Entretien
4 décembre 2024
La guerre civile en Syrie, née des mouvements de contestation arabes en 2011 et ayant fait plus de 500 000 morts, s’était progressivement gelée à partir de 2017, la ligne de front n’évoluant qu’aux marges entre les différents groupes d’opposition et le régime de Bachar Al-Assad. Le statu quo a toutefois explosé depuis le 27 novembre, début de l’offensive des rebelles jusqu’alors retranchés à Idlib sur Alep, contrôlée par les loyalistes. L’affaiblissement du régime de Damas rebat les cartes dans le jeu régional, du fait de l’implication de puissances étrangères sur le théâtre syrien. Qui sont les rebelles ? Quel est leur objectif ? Quel est le rôle des puissances étrangères dans la reprise du conflit ? Quel est son impact sur l’équilibre des pouvoirs au Moyen-Orient ? L’analyse de Didier Billion, directeur adjoint d’IRIS et spécialiste du Moyen-Orient.

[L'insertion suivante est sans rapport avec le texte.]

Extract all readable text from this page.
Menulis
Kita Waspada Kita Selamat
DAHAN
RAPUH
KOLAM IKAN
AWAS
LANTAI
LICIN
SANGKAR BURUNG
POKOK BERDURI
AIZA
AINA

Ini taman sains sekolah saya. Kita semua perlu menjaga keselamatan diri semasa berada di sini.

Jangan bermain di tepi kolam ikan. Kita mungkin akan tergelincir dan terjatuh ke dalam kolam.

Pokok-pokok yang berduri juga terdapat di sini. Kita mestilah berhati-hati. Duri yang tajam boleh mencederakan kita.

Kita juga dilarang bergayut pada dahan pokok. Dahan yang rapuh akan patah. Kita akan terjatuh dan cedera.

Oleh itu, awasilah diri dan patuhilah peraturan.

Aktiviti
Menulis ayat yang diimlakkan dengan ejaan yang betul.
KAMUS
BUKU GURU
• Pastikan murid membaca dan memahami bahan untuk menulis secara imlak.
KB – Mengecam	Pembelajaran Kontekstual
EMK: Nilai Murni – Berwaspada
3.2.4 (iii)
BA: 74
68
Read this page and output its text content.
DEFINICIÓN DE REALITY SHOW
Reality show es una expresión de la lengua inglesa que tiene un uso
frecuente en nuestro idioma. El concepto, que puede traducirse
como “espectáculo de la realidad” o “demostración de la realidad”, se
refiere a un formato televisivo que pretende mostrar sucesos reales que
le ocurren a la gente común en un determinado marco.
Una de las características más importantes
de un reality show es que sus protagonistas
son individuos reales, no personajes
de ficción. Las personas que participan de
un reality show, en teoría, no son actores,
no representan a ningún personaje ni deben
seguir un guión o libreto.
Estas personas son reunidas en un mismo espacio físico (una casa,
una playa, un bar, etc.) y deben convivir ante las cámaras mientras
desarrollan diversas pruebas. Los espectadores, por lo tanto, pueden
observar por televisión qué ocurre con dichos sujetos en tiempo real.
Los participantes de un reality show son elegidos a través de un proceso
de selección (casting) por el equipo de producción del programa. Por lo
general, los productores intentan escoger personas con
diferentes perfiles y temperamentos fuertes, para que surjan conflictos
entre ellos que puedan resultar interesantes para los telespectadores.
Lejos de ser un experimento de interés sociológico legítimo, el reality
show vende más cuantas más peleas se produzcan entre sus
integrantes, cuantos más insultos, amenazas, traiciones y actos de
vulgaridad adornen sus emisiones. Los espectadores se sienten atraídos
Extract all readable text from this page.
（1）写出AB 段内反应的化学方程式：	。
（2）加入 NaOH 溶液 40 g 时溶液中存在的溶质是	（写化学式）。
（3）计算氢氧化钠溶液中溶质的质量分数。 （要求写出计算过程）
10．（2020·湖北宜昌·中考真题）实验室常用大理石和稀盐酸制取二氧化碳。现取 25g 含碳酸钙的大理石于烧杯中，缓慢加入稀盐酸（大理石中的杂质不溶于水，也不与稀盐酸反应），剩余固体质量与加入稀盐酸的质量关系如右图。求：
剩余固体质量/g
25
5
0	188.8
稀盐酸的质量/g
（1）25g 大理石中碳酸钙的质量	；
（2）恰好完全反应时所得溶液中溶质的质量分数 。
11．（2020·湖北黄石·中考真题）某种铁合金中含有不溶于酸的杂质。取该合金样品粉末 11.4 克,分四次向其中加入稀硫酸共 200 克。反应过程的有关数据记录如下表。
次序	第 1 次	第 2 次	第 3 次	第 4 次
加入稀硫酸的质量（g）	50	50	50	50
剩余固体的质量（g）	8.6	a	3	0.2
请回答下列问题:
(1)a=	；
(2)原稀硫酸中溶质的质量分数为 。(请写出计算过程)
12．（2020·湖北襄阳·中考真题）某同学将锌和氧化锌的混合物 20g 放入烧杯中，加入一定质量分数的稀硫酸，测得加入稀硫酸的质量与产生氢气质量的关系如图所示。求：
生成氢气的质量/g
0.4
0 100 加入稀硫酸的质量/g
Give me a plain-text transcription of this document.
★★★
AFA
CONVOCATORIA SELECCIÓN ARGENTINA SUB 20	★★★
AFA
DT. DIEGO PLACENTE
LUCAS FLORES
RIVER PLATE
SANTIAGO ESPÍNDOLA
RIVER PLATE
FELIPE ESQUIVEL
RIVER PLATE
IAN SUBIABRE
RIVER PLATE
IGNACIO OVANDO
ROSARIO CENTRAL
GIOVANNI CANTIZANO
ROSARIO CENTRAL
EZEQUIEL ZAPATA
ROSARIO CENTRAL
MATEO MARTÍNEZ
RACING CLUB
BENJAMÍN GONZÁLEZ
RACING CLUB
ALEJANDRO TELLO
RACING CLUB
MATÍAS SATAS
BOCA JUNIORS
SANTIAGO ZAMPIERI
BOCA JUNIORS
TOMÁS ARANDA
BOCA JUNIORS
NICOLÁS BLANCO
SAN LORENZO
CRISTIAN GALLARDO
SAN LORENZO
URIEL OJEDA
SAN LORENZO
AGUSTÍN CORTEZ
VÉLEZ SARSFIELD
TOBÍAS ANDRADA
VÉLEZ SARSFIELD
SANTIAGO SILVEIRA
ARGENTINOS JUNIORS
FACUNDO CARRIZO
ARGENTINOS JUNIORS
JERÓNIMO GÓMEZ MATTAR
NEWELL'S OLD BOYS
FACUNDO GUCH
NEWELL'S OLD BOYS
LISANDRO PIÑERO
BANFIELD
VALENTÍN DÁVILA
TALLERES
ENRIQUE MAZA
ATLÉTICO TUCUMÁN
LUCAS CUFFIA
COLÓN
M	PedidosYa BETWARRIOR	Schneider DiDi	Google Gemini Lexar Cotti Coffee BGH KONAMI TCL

Les forces d’opposition au régime de Bachar Al-Asad dirigées par le groupe Hay’at Tahrir al-Sham (HTS), jusqu’ici retranchées à Idlib, viennent de lancer avec succès une offensive sur Alep, la deuxième ville de Syrie, et se dirigent désormais vers le Sud. Quel est le projet et l’idéologie des rebelles ? Dans quel contexte se déroule cette offensive ?
Il semble nécessaire de contextualiser cette offensive en se concentrant sur le groupe qui la mène principalement, HTS. Son principal dirigeant, Mohamed Al-Julani, est d’origine syrienne. Il a participé à la guerre jihadiste en Irak après l’invasion de l’Irak par les États-Unis en 2003. Après un séjour en prison, il retourne en Syrie en 2011 et participe à la fondation du Front Al. Nosra, branche syrienne d’Al-Qaïda. Assez rapidement, un différend éclate avec Abou Bakr Al-Baghdadi, chef de Daesh en Irak. Il souhaitait assurer la direction de l’ensemble du champ jihadiste irako-syrien, ce qui, évidemment, n’a pas été accepté par Al-Julani. Leur rupture ne s’est donc pas produite pour des raisons religieuses ou idéologiques, mais plus prosaïquement pour la répartition des responsabilités politiques, militaires et financières des groupes combattants. La direction d’Al-Qaïda de l’époque s’est prononcée en faveur d’Al-Julani, qui s’est donc imposé sur le terrain des djihadistes syriens. Un tournant majeur s’opère ensuite en 2016, avec la rupture d’Al-Julani avec Al-Qaïda et l’abandon du nom de Front Al-Nusra pour créer le HTS. Était-ce le résultat d’un changement de logiciel politique ou d’un mouvement tactique ? Difficile à estimer, mais force est de constater que cela a permis à Al-Julani d’obtenir le soutien de plusieurs acteurs, notamment de la Turquie, dans le siège d’Alep qu’il dirigeait déjà à cette époque. Malgré cette rupture officielle avec Al-Qaïda, il convient de rappeler que certains groupes actuellement alliés à HTS sont, pour leur part, toujours liés à Al-Qaïda, par exemple le Parti islamique du Turkestan.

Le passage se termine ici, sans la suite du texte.